Secondly, Pakistan’s leverage with external lenders is fast eroding as the country remains hostage to not only being pushed into the black list by the Financial Action Task Force (as alienation from key Western member countries continues particularly the US and France) but also from friendly countries with China insurance unwilling to extend support to projects in Pakistan under the CPEC umbrella for failure to meet our contractual obligations and Saudi Arabia’s loan conditions for parking 3 billion dollars for one year in the SBP at terms even more challenging than the rates on offer by several commercial lenders.

Conspiracy theorists argue that the appalling state of the economy today has made Pakistan the weakest nuclear state in the world reflected by its lack of leverage in terms of accepting harsh upfront conditions by multilaterals and sustained failure to get out of the grey list by the Financial Action Task Force, be it due to Indian influence or due to strained relations with the US and France in recent years.

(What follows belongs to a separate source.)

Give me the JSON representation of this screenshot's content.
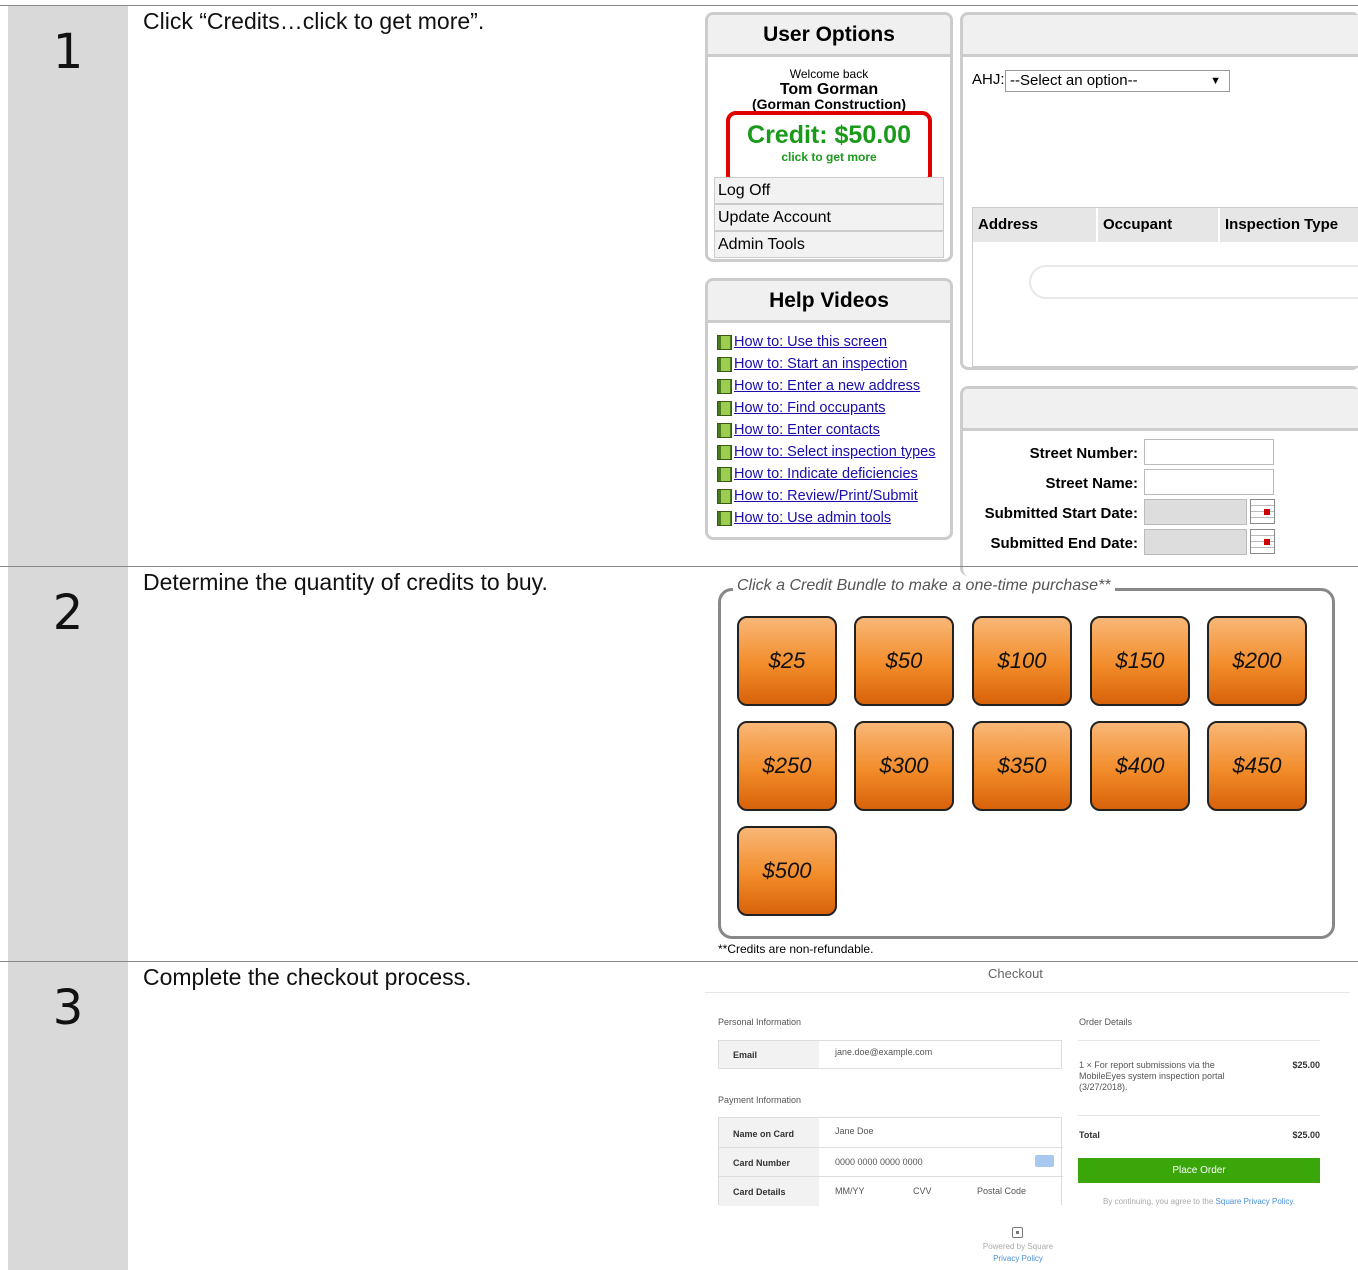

The IMF’s reluctance to scale down the harsh prior conditions may therefore be due to: (i) Pakistan’s previous track record in not implementing structural reforms and, on the rare occasions when they were implemented, they were unsuccessful as in the case of K-Electric privatization and/or unbundling the Wapda network as contractual obligations remained unmet and non-economic factors continued to prevailed over national economic considerations, or reversed after programme suspension/end for political reasons; and (ii) major donor countries no longer support Pakistan’s attempt to phase out harsh across the board conditions.

Be that as it may, reports indicate that the IMF refused to entertain the government’s proposal to legislate through ordinance as opposed to tabling these two bills in parliament. The Fund’s objective may have been to get an across the board political consensus in light of the PTI being a minority government.

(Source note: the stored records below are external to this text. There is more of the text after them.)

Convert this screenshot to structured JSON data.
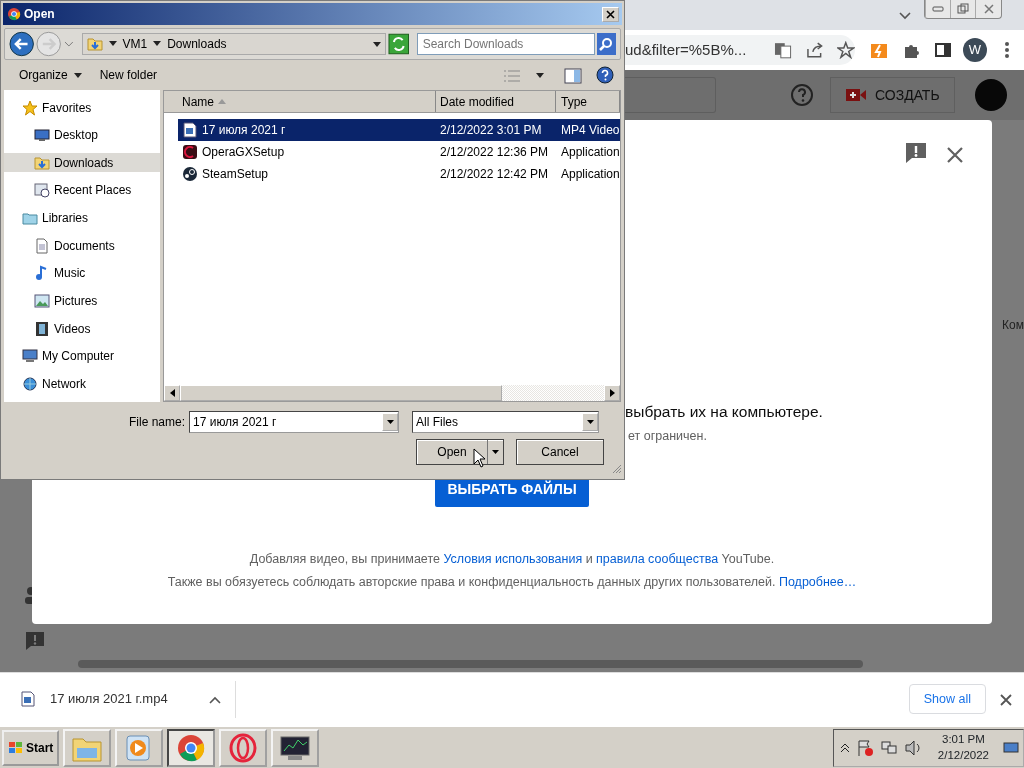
{
  "browser": {
    "url_fragment": "ud&filter=%5B%...",
    "profile_initial": "W"
  },
  "studio": {
    "create_button": "СОЗДАТЬ",
    "side_label": "Ком"
  },
  "upload_modal": {
    "prompt": "выбрать их на компьютере.",
    "note": "ет ограничен.",
    "select_button": "ВЫБРАТЬ ФАЙЛЫ",
    "terms": [
      [
        {
          "kind": "text",
          "text": "Добавляя видео, вы принимаете "
        },
        {
          "kind": "link",
          "text": "Условия использования"
        },
        {
          "kind": "text",
          "text": " и "
        },
        {
          "kind": "link",
          "text": "правила сообщества"
        },
        {
          "kind": "text",
          "text": " YouTube."
        }
      ],
      [
        {
          "kind": "text",
          "text": "Также вы обязуетесь соблюдать авторские права и конфиденциальность данных других пользователей. "
        },
        {
          "kind": "link",
          "text": "Подробнее…"
        }
      ]
    ]
  },
  "dialog": {
    "title": "Open",
    "breadcrumb": [
      "VM1",
      "Downloads"
    ],
    "search": {
      "placeholder": "Search Downloads"
    },
    "toolbar": [
      "Organize",
      "New folder"
    ],
    "nav": [
      {
        "label": "Favorites",
        "kind": "star",
        "selected": false,
        "children": [
          {
            "label": "Desktop",
            "kind": "desktop",
            "selected": false
          },
          {
            "label": "Downloads",
            "kind": "downloads",
            "selected": true
          },
          {
            "label": "Recent Places",
            "kind": "recent",
            "selected": false
          }
        ]
      },
      {
        "label": "Libraries",
        "kind": "library",
        "selected": false,
        "children": [
          {
            "label": "Documents",
            "kind": "document",
            "selected": false
          },
          {
            "label": "Music",
            "kind": "music",
            "selected": false
          },
          {
            "label": "Pictures",
            "kind": "pictures",
            "selected": false
          },
          {
            "label": "Videos",
            "kind": "videos",
            "selected": false
          }
        ]
      },
      {
        "label": "My Computer",
        "kind": "computer",
        "selected": false
      },
      {
        "label": "Network",
        "kind": "network",
        "selected": false
      }
    ],
    "columns": [
      "Name",
      "Date modified",
      "Type"
    ],
    "rows": [
      {
        "name": "17 июля 2021 г",
        "date": "2/12/2022 3:01 PM",
        "type": "MP4 Video",
        "kind": "video",
        "selected": true
      },
      {
        "name": "OperaGXSetup",
        "date": "2/12/2022 12:36 PM",
        "type": "Application",
        "kind": "redapp",
        "selected": false
      },
      {
        "name": "SteamSetup",
        "date": "2/12/2022 12:42 PM",
        "type": "Application",
        "kind": "globeapp",
        "selected": false
      }
    ],
    "file_name_label": "File name:",
    "file_name": "17 июля 2021 г",
    "file_type": "All Files",
    "buttons": [
      "Open",
      "Cancel"
    ]
  },
  "download_bar": {
    "file": "17 июля 2021 г.mp4",
    "show_all": "Show all"
  },
  "taskbar": {
    "start": "Start",
    "apps": [
      {
        "kind": "folder",
        "selected": false
      },
      {
        "kind": "player",
        "selected": false
      },
      {
        "kind": "browser",
        "selected": true
      },
      {
        "kind": "ring",
        "selected": false
      },
      {
        "kind": "monitor",
        "selected": false
      }
    ],
    "time": "3:01 PM",
    "date": "2/12/2022"
  }
}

However, if this was the Fund’s objective then it badly miscalculated because the two bills are likely to be used by coalition partners as bargaining chips that may be linked to higher expenditure than already budgeted; in addition, the bills have been extremely divisive not only within the country’s entire political spectrum but reports indicate that the State Bank bill has divided the cabinet as well, with the Prime Minister’s office expressing concerns with some of its clauses.

To conclude, Pakistan is between the devil and the deep blue sea and the Prime Minister’s insistence that all is well is disturbing if it is a reflection of his understanding of the actual state of the economy; but if it reflects a deliberate attempt to allay growing concerns then he needs to direct his economic team to stop pumping borrowed money into the economy – be it to fund rising government expenditure, or be it for interest free credit to the poor.